On Saturday, Muslim community groups said they appreciated Mr. Holder's effort at outreach, but emphasized their opposition to the tactic he defended. The method involves building cases against Muslims by using undercover agents who suggest violent and nonviolent ways to help the cause of Islam. In recent cases, the suspects are accused of choosing the violent.
In a 20-minute speech delivered in this suburb of San Francisco at the annual dinner of Muslim Advocates, a national legal advocacy and civil rights organization, Mr. Holder rejected criticism by such groups that sting operations amount to improper entrapment.
Muslim leaders were unmoved.
“We maintain concerns about F.B.I. policies regarding informants in mosques and provocateurs in the community,” said Ibrahim Hooper, spokesman for the Council on American-Islamic Relations, a civil rights and advocacy group based in Washington.
About 300 Muslim community leaders from around the United States attended the dinner. Having a United States attorney general speak at such an event was unprecedented, the president of Muslim Advocates, Farhana Khera, said in an interview earlier Friday.
Mr. Holder was given a standing ovation as he took the stage, and many applauded during his speech. But the room fell silent for several minutes while Mr. Holder defended the sting operation in an Oregon bombing case last month, calling it a “successful undercover operation” and not a case of entrapment.
Those who think otherwise, he said, “simply do not have their facts straight.”
Mr. Hooper said the outreach on Friday had been long overdue. Muslims in the United States, he said, have been disappointed with what they consider lukewarm efforts on the part of the Obama administration to follow talk with action — on subjects like closing the detainee prison at Guantánamo Bay, Cuba, and policies toward Israel, for example. Mr. Obama has also been less willing to show support for Muslims domestically, he said, never making a public visit to a mosque.
Ms. Khera said the group invited Mr. Holder several months ago. She portrayed American Muslims as torn by a mistrust of law enforcement because of what they see as intrusive surveillance and harassment and by their concerns about anti-Muslim hate crimes.
Mr. Holder said the cooperation of Muslims had been essential in preventing terrorist attacks.
He said that the Justice Department was focusing on “violence, threats, vandalism and arson against Muslims and Arab-Americans,” and that in the past fiscal year federal prosecutors had won hate-crime convictions for more defendants than in any year but 2000.
“I believe that law enforcement has an obligation to ensure that members of every religious community enjoy the ability to worship and to practice their faith in peace,” Mr. Holder said, “free from intimidation, violence or suspicion.”

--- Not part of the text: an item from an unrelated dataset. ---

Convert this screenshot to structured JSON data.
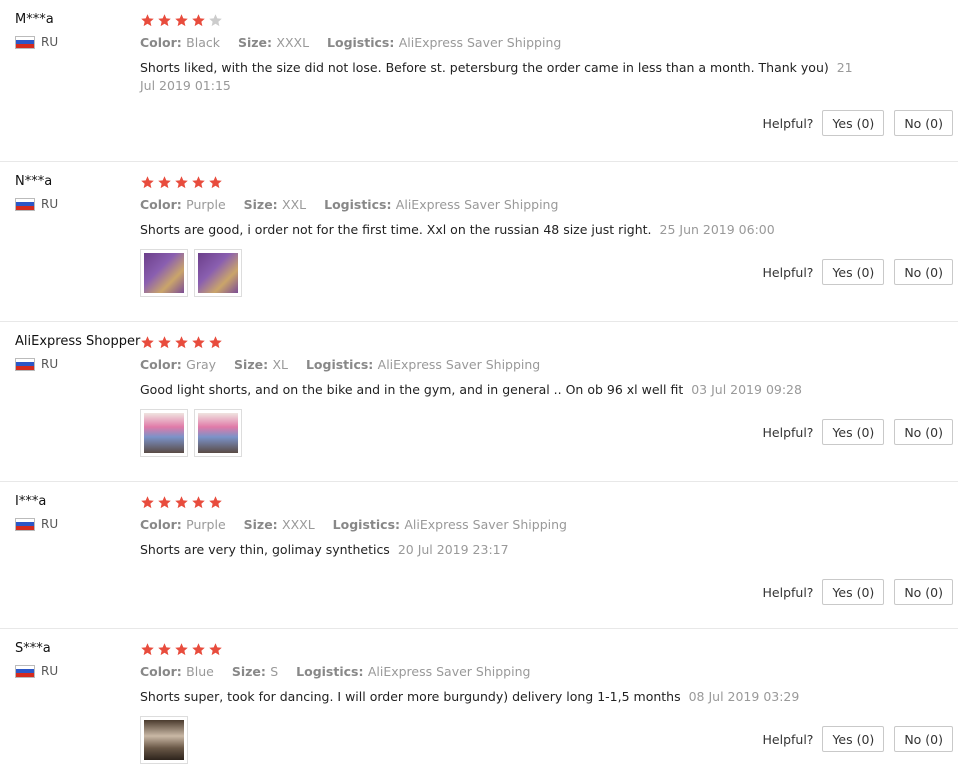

But he also rejected criticism of some counterterrorism techniques used by the Federal Bureau of Investigation, including sending informers into mosques in search of would-be terrorists and creating elaborate sting operations enabling them to carry out fake attacks using dummy bombs.
Ms. Khera emphasized that Muslim Advocates recognized that “there are actual threats that do exist, and as Americans who care about the country, we want law enforcement to be effective.”
But the complex “entrapment operations,” she said, may be getting people involved in terrorism who otherwise would not have done anything. She also argued that the operations divert investigators from “actual threats” and stoke “anti-Muslim sentiment.”
At a reception after the speech, many in the audience voiced their gratitude for Mr. Holder's presence, saying it would help rebuild trust between law enforcement officials and Muslims.
“This is a positive step toward engaging a vital community and perhaps one of the most important partners in combating extremism and terrorism in America,” said Wajahat Ali, 30, a lawyer and playwright from Fremont, Calif. “He said exactly what needed to be said. Now those words need to be translated into action.”